Si dice che siano i particolari a fare di un quadro un’opera d’arte. Niente di più vero, soprattutto quando questi piccoli dettagli possono essere “esplosi” e “ripercorsi” al di là della limitata capacità dell’occhio umano: è questo l’obiettivo di “Uffizi Virtual Experience – da Giotto a Caravaggio”, la prima digital exhibition immersiva e interattiva realizzata in Italia e dedicata, appunto, alla Galleria degli Uffizi. Dal 22 gennaio al 10 marzo alla Fabbrica del Vapore di Milano, grazie ad immagini ad altissima risoluzione e ad una serie di multiproiezioni immersive sarà infatti possibile scoprire, o riscoprire, gli infiniti dettagli dei tesori del museo fiorentino famoso in tutto il mondo. Inoltre, attraverso l’utilizzo di touch screen il visitatore potrà esplorare le oltre 1150 opere della collezione,  creando inconsueti collegamenti tematici e trasversali: dal riflesso della luce sulle perle di Lucrezia Panciatichi nel ritratto di Agnolo Bronzino, alle due collane della piccola Bia de’ Medici in un’altra opera dell’artista cinquecentesco; dai fiori nell’Annunciazione di Leonardo da Vinci al giardino dell’Adorazione dei pastori di Lorenzo di Credi, dal paesaggio collinare della Madonna del pozzo di Francesco di Cristofano all’autoritratto di Angelica Kauffmann, esposto nel Corridoio Vasariano.

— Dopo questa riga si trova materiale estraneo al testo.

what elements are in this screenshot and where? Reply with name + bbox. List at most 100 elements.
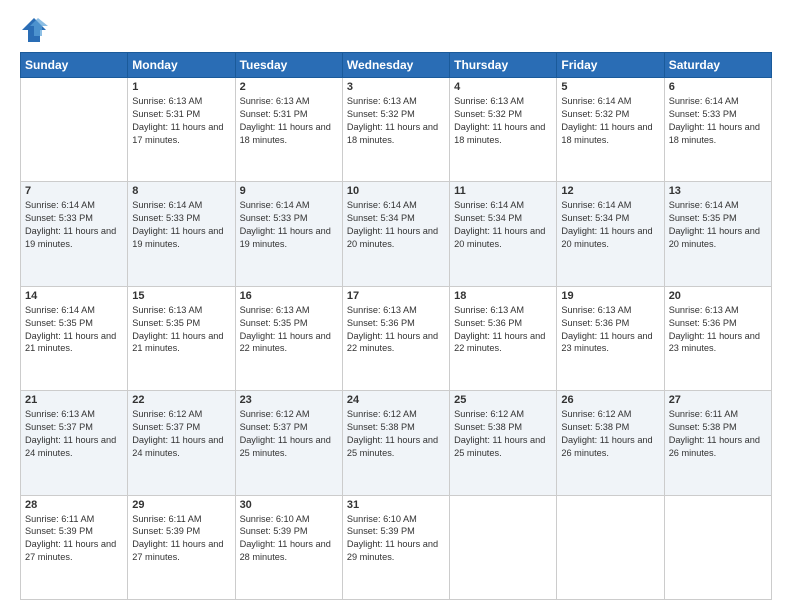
cell-sunrise: Sunrise: 6:14 AMSunset: 5:35 PMDaylight:…	[25, 305, 116, 354]
calendar-cell: 26 Sunrise: 6:12 AMSunset: 5:38 PMDaylig…	[557, 391, 664, 495]
day-header-tuesday: Tuesday	[235, 53, 342, 78]
calendar-cell: 18 Sunrise: 6:13 AMSunset: 5:36 PMDaylig…	[450, 286, 557, 390]
calendar-cell: 6 Sunrise: 6:14 AMSunset: 5:33 PMDayligh…	[664, 78, 771, 182]
cell-sunrise: Sunrise: 6:13 AMSunset: 5:35 PMDaylight:…	[132, 305, 223, 354]
cell-sunrise: Sunrise: 6:11 AMSunset: 5:39 PMDaylight:…	[25, 514, 116, 563]
cell-sunrise: Sunrise: 6:13 AMSunset: 5:32 PMDaylight:…	[454, 96, 545, 145]
calendar-cell: 25 Sunrise: 6:12 AMSunset: 5:38 PMDaylig…	[450, 391, 557, 495]
cell-sunrise: Sunrise: 6:10 AMSunset: 5:39 PMDaylight:…	[240, 514, 331, 563]
calendar-cell: 9 Sunrise: 6:14 AMSunset: 5:33 PMDayligh…	[235, 182, 342, 286]
calendar-week-2: 7 Sunrise: 6:14 AMSunset: 5:33 PMDayligh…	[21, 182, 772, 286]
cell-sunrise: Sunrise: 6:12 AMSunset: 5:38 PMDaylight:…	[561, 409, 652, 458]
calendar-cell: 19 Sunrise: 6:13 AMSunset: 5:36 PMDaylig…	[557, 286, 664, 390]
day-number: 27	[669, 394, 767, 406]
cell-sunrise: Sunrise: 6:13 AMSunset: 5:36 PMDaylight:…	[669, 305, 760, 354]
calendar-week-3: 14 Sunrise: 6:14 AMSunset: 5:35 PMDaylig…	[21, 286, 772, 390]
day-number: 28	[25, 499, 123, 511]
day-number: 21	[25, 394, 123, 406]
calendar-cell: 4 Sunrise: 6:13 AMSunset: 5:32 PMDayligh…	[450, 78, 557, 182]
cell-sunrise: Sunrise: 6:11 AMSunset: 5:39 PMDaylight:…	[132, 514, 223, 563]
calendar-cell: 13 Sunrise: 6:14 AMSunset: 5:35 PMDaylig…	[664, 182, 771, 286]
calendar-cell	[664, 495, 771, 599]
day-number: 12	[561, 185, 659, 197]
calendar-cell: 27 Sunrise: 6:11 AMSunset: 5:38 PMDaylig…	[664, 391, 771, 495]
day-number: 8	[132, 185, 230, 197]
cell-sunrise: Sunrise: 6:12 AMSunset: 5:38 PMDaylight:…	[347, 409, 438, 458]
calendar-page: SundayMondayTuesdayWednesdayThursdayFrid…	[0, 0, 792, 612]
cell-sunrise: Sunrise: 6:14 AMSunset: 5:33 PMDaylight:…	[25, 200, 116, 249]
page-header	[20, 16, 772, 44]
calendar-week-1: 1 Sunrise: 6:13 AMSunset: 5:31 PMDayligh…	[21, 78, 772, 182]
day-number: 11	[454, 185, 552, 197]
calendar-cell: 16 Sunrise: 6:13 AMSunset: 5:35 PMDaylig…	[235, 286, 342, 390]
calendar-cell: 29 Sunrise: 6:11 AMSunset: 5:39 PMDaylig…	[128, 495, 235, 599]
calendar-cell: 12 Sunrise: 6:14 AMSunset: 5:34 PMDaylig…	[557, 182, 664, 286]
calendar-cell: 15 Sunrise: 6:13 AMSunset: 5:35 PMDaylig…	[128, 286, 235, 390]
cell-sunrise: Sunrise: 6:13 AMSunset: 5:32 PMDaylight:…	[347, 96, 438, 145]
cell-sunrise: Sunrise: 6:10 AMSunset: 5:39 PMDaylight:…	[347, 514, 438, 563]
day-number: 30	[240, 499, 338, 511]
day-number: 31	[347, 499, 445, 511]
calendar-cell: 5 Sunrise: 6:14 AMSunset: 5:32 PMDayligh…	[557, 78, 664, 182]
cell-sunrise: Sunrise: 6:11 AMSunset: 5:38 PMDaylight:…	[669, 409, 760, 458]
calendar-cell: 1 Sunrise: 6:13 AMSunset: 5:31 PMDayligh…	[128, 78, 235, 182]
calendar-cell: 3 Sunrise: 6:13 AMSunset: 5:32 PMDayligh…	[342, 78, 449, 182]
calendar-week-4: 21 Sunrise: 6:13 AMSunset: 5:37 PMDaylig…	[21, 391, 772, 495]
day-number: 1	[132, 81, 230, 93]
cell-sunrise: Sunrise: 6:12 AMSunset: 5:37 PMDaylight:…	[240, 409, 331, 458]
cell-sunrise: Sunrise: 6:13 AMSunset: 5:31 PMDaylight:…	[240, 96, 331, 145]
day-number: 4	[454, 81, 552, 93]
cell-sunrise: Sunrise: 6:14 AMSunset: 5:33 PMDaylight:…	[240, 200, 331, 249]
cell-sunrise: Sunrise: 6:12 AMSunset: 5:37 PMDaylight:…	[132, 409, 223, 458]
cell-sunrise: Sunrise: 6:13 AMSunset: 5:37 PMDaylight:…	[25, 409, 116, 458]
calendar-cell: 17 Sunrise: 6:13 AMSunset: 5:36 PMDaylig…	[342, 286, 449, 390]
day-number: 26	[561, 394, 659, 406]
day-number: 7	[25, 185, 123, 197]
cell-sunrise: Sunrise: 6:13 AMSunset: 5:35 PMDaylight:…	[240, 305, 331, 354]
cell-sunrise: Sunrise: 6:13 AMSunset: 5:36 PMDaylight:…	[561, 305, 652, 354]
calendar-cell: 20 Sunrise: 6:13 AMSunset: 5:36 PMDaylig…	[664, 286, 771, 390]
logo-icon	[20, 16, 48, 44]
day-number: 10	[347, 185, 445, 197]
day-header-saturday: Saturday	[664, 53, 771, 78]
cell-sunrise: Sunrise: 6:14 AMSunset: 5:34 PMDaylight:…	[347, 200, 438, 249]
logo	[20, 16, 52, 44]
day-number: 22	[132, 394, 230, 406]
calendar-table: SundayMondayTuesdayWednesdayThursdayFrid…	[20, 52, 772, 600]
cell-sunrise: Sunrise: 6:14 AMSunset: 5:32 PMDaylight:…	[561, 96, 652, 145]
calendar-cell: 8 Sunrise: 6:14 AMSunset: 5:33 PMDayligh…	[128, 182, 235, 286]
day-number: 29	[132, 499, 230, 511]
day-number: 9	[240, 185, 338, 197]
cell-sunrise: Sunrise: 6:13 AMSunset: 5:31 PMDaylight:…	[132, 96, 223, 145]
calendar-cell: 21 Sunrise: 6:13 AMSunset: 5:37 PMDaylig…	[21, 391, 128, 495]
day-number: 17	[347, 290, 445, 302]
cell-sunrise: Sunrise: 6:14 AMSunset: 5:35 PMDaylight:…	[669, 200, 760, 249]
day-number: 16	[240, 290, 338, 302]
cell-sunrise: Sunrise: 6:14 AMSunset: 5:34 PMDaylight:…	[561, 200, 652, 249]
day-number: 5	[561, 81, 659, 93]
calendar-cell: 28 Sunrise: 6:11 AMSunset: 5:39 PMDaylig…	[21, 495, 128, 599]
day-number: 13	[669, 185, 767, 197]
calendar-cell	[21, 78, 128, 182]
day-number: 23	[240, 394, 338, 406]
calendar-week-5: 28 Sunrise: 6:11 AMSunset: 5:39 PMDaylig…	[21, 495, 772, 599]
cell-sunrise: Sunrise: 6:13 AMSunset: 5:36 PMDaylight:…	[347, 305, 438, 354]
calendar-cell: 10 Sunrise: 6:14 AMSunset: 5:34 PMDaylig…	[342, 182, 449, 286]
cell-sunrise: Sunrise: 6:14 AMSunset: 5:33 PMDaylight:…	[132, 200, 223, 249]
day-number: 25	[454, 394, 552, 406]
day-header-thursday: Thursday	[450, 53, 557, 78]
calendar-cell: 2 Sunrise: 6:13 AMSunset: 5:31 PMDayligh…	[235, 78, 342, 182]
day-header-sunday: Sunday	[21, 53, 128, 78]
calendar-cell: 14 Sunrise: 6:14 AMSunset: 5:35 PMDaylig…	[21, 286, 128, 390]
day-number: 15	[132, 290, 230, 302]
calendar-cell: 24 Sunrise: 6:12 AMSunset: 5:38 PMDaylig…	[342, 391, 449, 495]
day-header-friday: Friday	[557, 53, 664, 78]
cell-sunrise: Sunrise: 6:13 AMSunset: 5:36 PMDaylight:…	[454, 305, 545, 354]
calendar-cell	[557, 495, 664, 599]
day-number: 24	[347, 394, 445, 406]
calendar-cell: 31 Sunrise: 6:10 AMSunset: 5:39 PMDaylig…	[342, 495, 449, 599]
calendar-header-row: SundayMondayTuesdayWednesdayThursdayFrid…	[21, 53, 772, 78]
cell-sunrise: Sunrise: 6:14 AMSunset: 5:33 PMDaylight:…	[669, 96, 760, 145]
cell-sunrise: Sunrise: 6:14 AMSunset: 5:34 PMDaylight:…	[454, 200, 545, 249]
calendar-cell: 30 Sunrise: 6:10 AMSunset: 5:39 PMDaylig…	[235, 495, 342, 599]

Nel periodo di mostra è poi previsto un programma quotidiano di visite guidate, laboratori didattici, workshop per bambini, ragazzi, studenti, famiglie fino a settimanali appuntamenti per il pubblico adulto.

Uffizi Virtual Experience. Da Giotto a Caravaggio rientra nella rassegna Ritorni al Futuro promossa dall’Assessorato alla Cultura del Comune di Milano ed è patrocinata dal Ministero dei Beni e delle Attività Culturali e del Turismo, dal Comune di Milano e dal Comune di Firenze.